Watch the trailer for The Confessions Of Frannie Langton below:
Of course, the use of slaves in ‘scientific’ experiments ought to come as no surprise – despite being considered unethical, experimentation on Black bodies was still carried out by scientists in the 18th and 19th centuries in order to ‘examine’ the differences between Black and brown people, as well as demonstrate their inferiority to white men.
Black women, meanwhile, were treated little differently. J Marion Sims, the founding father of gynaecology, may be revered for developing a surgical technique for the repair of vesicovaginal fistula (a severe complication of obstructed childbirth), but he did so by operating on Black women, none of whom were given any form of anaesthetic or pain relief.
It is grotesque experiments such as these that helped to uphold the slave trade for so long – yet the subject is rarely taught in schools across the UK.
Now, it is no secret that most British children leave school without having ever read a book by a Black author, despite repeated campaigns by Black Books Matter UK and the Black Curriculum. And so, if and when teachers do get onto the subject of slavery and colonialism, their lessons usually begin and end with: “Britain ended the slave trade, and then the Windrush generation came, and now we are a multicultural country.”

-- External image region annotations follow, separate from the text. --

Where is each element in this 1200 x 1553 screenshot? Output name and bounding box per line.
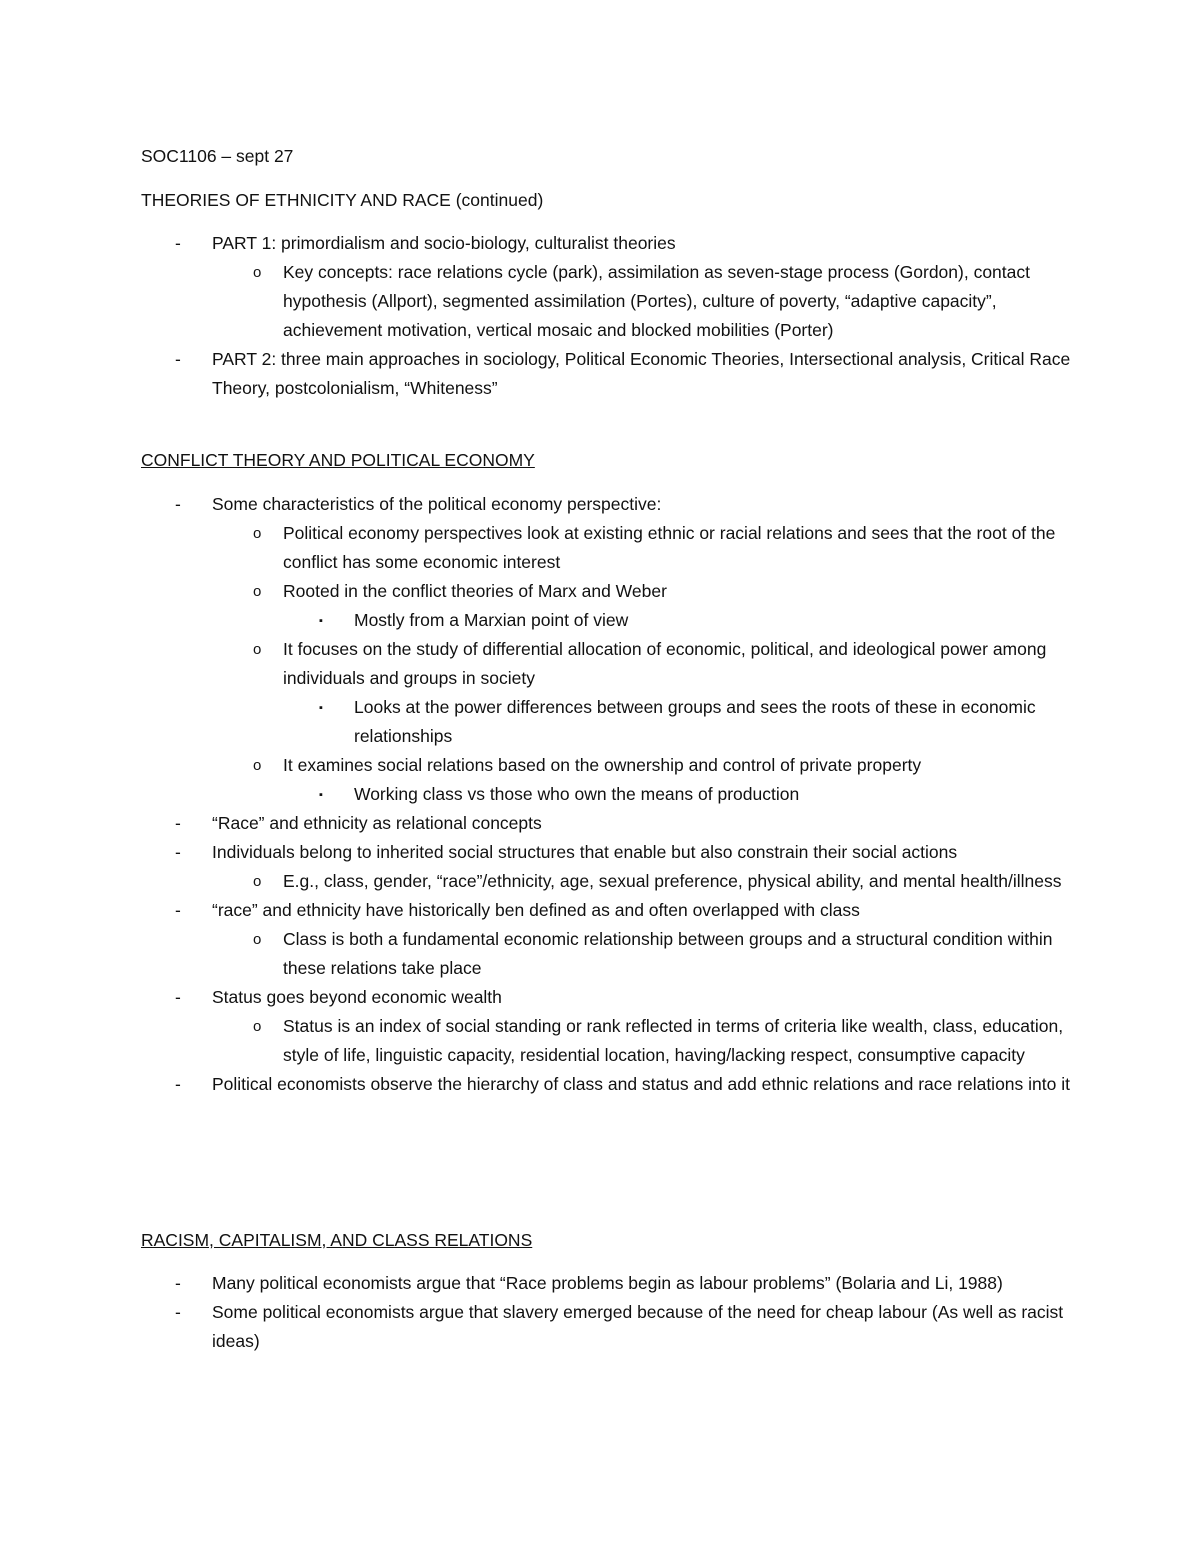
sub-list-item-text: Key concepts: race relations cycle (park), assimilation as seven-stage process (Gordon), contact hypothesis (Allport), segmented assimilation (Portes), culture of poverty, “adaptive capacity”, achievement motivation, vertical mosaic and blocked mobilities (Porter) <box>283 262 1030 340</box>
list-item-text: PART 1: primordialism and socio-biology, culturalist theories <box>212 233 676 253</box>
dash-bullet: - <box>175 494 181 514</box>
dash-bullet: - <box>175 349 181 369</box>
section1-list <box>141 490 1081 1099</box>
section2-list-block <box>141 1269 1081 1356</box>
dash-bullet: - <box>175 233 181 253</box>
list-item <box>141 896 1081 983</box>
sub-sub-list <box>283 693 1081 751</box>
circle-bullet: o <box>253 931 262 948</box>
list-item <box>141 1298 1081 1356</box>
circle-bullet: o <box>253 757 262 774</box>
list-item <box>141 490 1081 809</box>
dash-bullet: - <box>175 813 181 833</box>
sub-list-item <box>212 635 1081 751</box>
list-item <box>141 983 1081 1070</box>
section1-list-block <box>141 490 1081 1099</box>
circle-bullet: o <box>253 873 262 890</box>
list-item <box>141 345 1081 403</box>
circle-bullet: o <box>253 1018 262 1035</box>
sub-list-item <box>212 751 1081 809</box>
circle-bullet: o <box>253 525 262 542</box>
sub-list-item <box>212 258 1081 345</box>
sub-list-item-text: It focuses on the study of differential allocation of economic, political, and ideological power among individuals and groups in society <box>283 639 1047 688</box>
list-item <box>141 1269 1081 1298</box>
document-subtitle: THEORIES OF ETHNICITY AND RACE (continued) <box>141 190 544 210</box>
sub-list <box>212 925 1081 983</box>
section-heading-conflict-theory: CONFLICT THEORY AND POLITICAL ECONOMY <box>141 450 535 470</box>
sub-list <box>212 1012 1081 1070</box>
sub-list-item <box>212 1012 1081 1070</box>
list-item-text: Status goes beyond economic wealth <box>212 987 502 1007</box>
dash-bullet: - <box>175 842 181 862</box>
sub-list-item-text: Class is both a fundamental economic relationship between groups and a structural condition within these relations take place <box>283 929 1053 978</box>
sub-list <box>212 519 1081 809</box>
sub-sub-list-item <box>283 693 1081 751</box>
list-item <box>141 229 1081 345</box>
sub-sub-list <box>283 780 1081 809</box>
sub-sub-list-item-text: Mostly from a Marxian point of view <box>354 610 629 630</box>
intro-list <box>141 229 1081 403</box>
sub-list-item-text: It examines social relations based on the ownership and control of private property <box>283 755 922 775</box>
section2-list <box>141 1269 1081 1356</box>
circle-bullet: o <box>253 641 262 658</box>
sub-list-item-text: Political economy perspectives look at existing ethnic or racial relations and sees that the root of the conflict has some economic interest <box>283 523 1056 572</box>
circle-bullet: o <box>253 583 262 600</box>
dash-bullet: - <box>175 1074 181 1094</box>
list-item-text: Some political economists argue that slavery emerged because of the need for cheap labour (As well as racist ideas) <box>212 1302 1064 1351</box>
sub-list-item-text: Rooted in the conflict theories of Marx and Weber <box>283 581 667 601</box>
dash-bullet: - <box>175 1302 181 1322</box>
square-bullet: ▪ <box>319 615 323 627</box>
sub-sub-list-item-text: Working class vs those who own the means of production <box>354 784 800 804</box>
sub-list-item <box>212 577 1081 635</box>
sub-sub-list-item-text: Looks at the power differences between groups and sees the roots of these in economic relationships <box>354 697 1036 746</box>
document-title: SOC1106 – sept 27 <box>141 146 294 166</box>
intro-list-block <box>141 229 1081 403</box>
square-bullet: ▪ <box>319 789 323 801</box>
list-item <box>141 1070 1081 1099</box>
dash-bullet: - <box>175 1273 181 1293</box>
list-item-text: PART 2: three main approaches in sociology, Political Economic Theories, Intersectional analysis, Critical Race Theory, postcolonialism, “Whiteness” <box>212 349 1071 398</box>
circle-bullet: o <box>253 264 262 281</box>
sub-list-item-text: E.g., class, gender, “race”/ethnicity, age, sexual preference, physical ability, and mental health/illness <box>283 871 1062 891</box>
list-item-text: Some characteristics of the political economy perspective: <box>212 494 662 514</box>
list-item <box>141 838 1081 896</box>
list-item-text: Many political economists argue that “Race problems begin as labour problems” (Bolaria and Li, 1988) <box>212 1273 1003 1293</box>
sub-sub-list-item <box>283 606 1081 635</box>
list-item-text: “race” and ethnicity have historically ben defined as and often overlapped with class <box>212 900 860 920</box>
sub-list-item-text: Status is an index of social standing or rank reflected in terms of criteria like wealth, class, education, style of life, linguistic capacity, residential location, having/lacking respect, consumptive capacity <box>283 1016 1064 1065</box>
sub-sub-list-item <box>283 780 1081 809</box>
sub-list-item <box>212 925 1081 983</box>
sub-list-item <box>212 867 1081 896</box>
sub-list-item <box>212 519 1081 577</box>
list-item <box>141 809 1081 838</box>
section-heading-racism-capitalism: RACISM, CAPITALISM, AND CLASS RELATIONS <box>141 1230 533 1250</box>
sub-list <box>212 258 1081 345</box>
list-item-text: Political economists observe the hierarchy of class and status and add ethnic relations and race relations into it <box>212 1074 1070 1094</box>
list-item-text: “Race” and ethnicity as relational concepts <box>212 813 542 833</box>
dash-bullet: - <box>175 900 181 920</box>
square-bullet: ▪ <box>319 702 323 714</box>
sub-sub-list <box>283 606 1081 635</box>
dash-bullet: - <box>175 987 181 1007</box>
sub-list <box>212 867 1081 896</box>
list-item-text: Individuals belong to inherited social structures that enable but also constrain their social actions <box>212 842 958 862</box>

It all feels like some sort of grotesque pat on the back for the UK, a rousing “well done” for stopping a bad thing, albeit the very same bad thing they themselves started. In contrast, The Confessions Of Frannie Langton offers a far more comprehensive look at the reality of post-slave trade in Britain. When she first arrives in Mayfair to work in the Benham House, she is treated with contempt by the housekeeper and made to sleep in a dirty cupboard instead of a bedroom. Far from the delightful picture of diversity that is (or in more cases is not) taught in school.
Credit: ITV
Marguerite and Frannie’s relationship, too, offers another sinister twist to the tale. At first, their love affair seems sweet and sapphic; over time, though, their laudanum-fuelled gothic romance becomes yet another metaphor for how white people use Black bodies as a means to an end. Marguerite confides and ‘looks after’ Frannie, shown in a series of heartwarming flashbacks of them bathing and reading together. Any love we might feel for her, however, is lost when we learn that Marguerite has also engaged in several trysts with Patrick Martin’s Black boxer, Olaudah Cambridge (or Laddie Lightning) whenever she has felt lonely.
The role white women played in the slave trade is something that’s rarely discussed, but this series expertly uses it to show viewers how the British social-racial hierarchies of the time truly looked.
The Confessions Of Frannie Langton stands apart from so many other period dramas, and not just because it presents its Black protagonist as a multifaceted and fully realised character – one who expresses rage at the system, all while being forced to participate in it to survive.
Rather, it is because the true brutality of the British upper classes is on display in this series. It depicts the disgust and contempt that so-called supporters of abolition and liberalism expressed in public for barbaric practices yet they still expected free rein to abuse Black and brown people as they saw fit, which reinforces an oppressive system that we still see pieces of today.
The show is brilliant, with the entire cast giving brilliant performances and Sara Collins is an emotive and intelligent author. Few pieces of media demonstrate a true and sometimes brutal look at Britain, and fiction should not be the only place a person receives a comprehensive history lesson – even if it seems to be doing a brilliant job in letting those who wish to learn more or find a different narrative.
One day, though, I hope that we need not rely on fiction for an education and that schools begin to implement diverse curriculums that reflect the truth of Britain.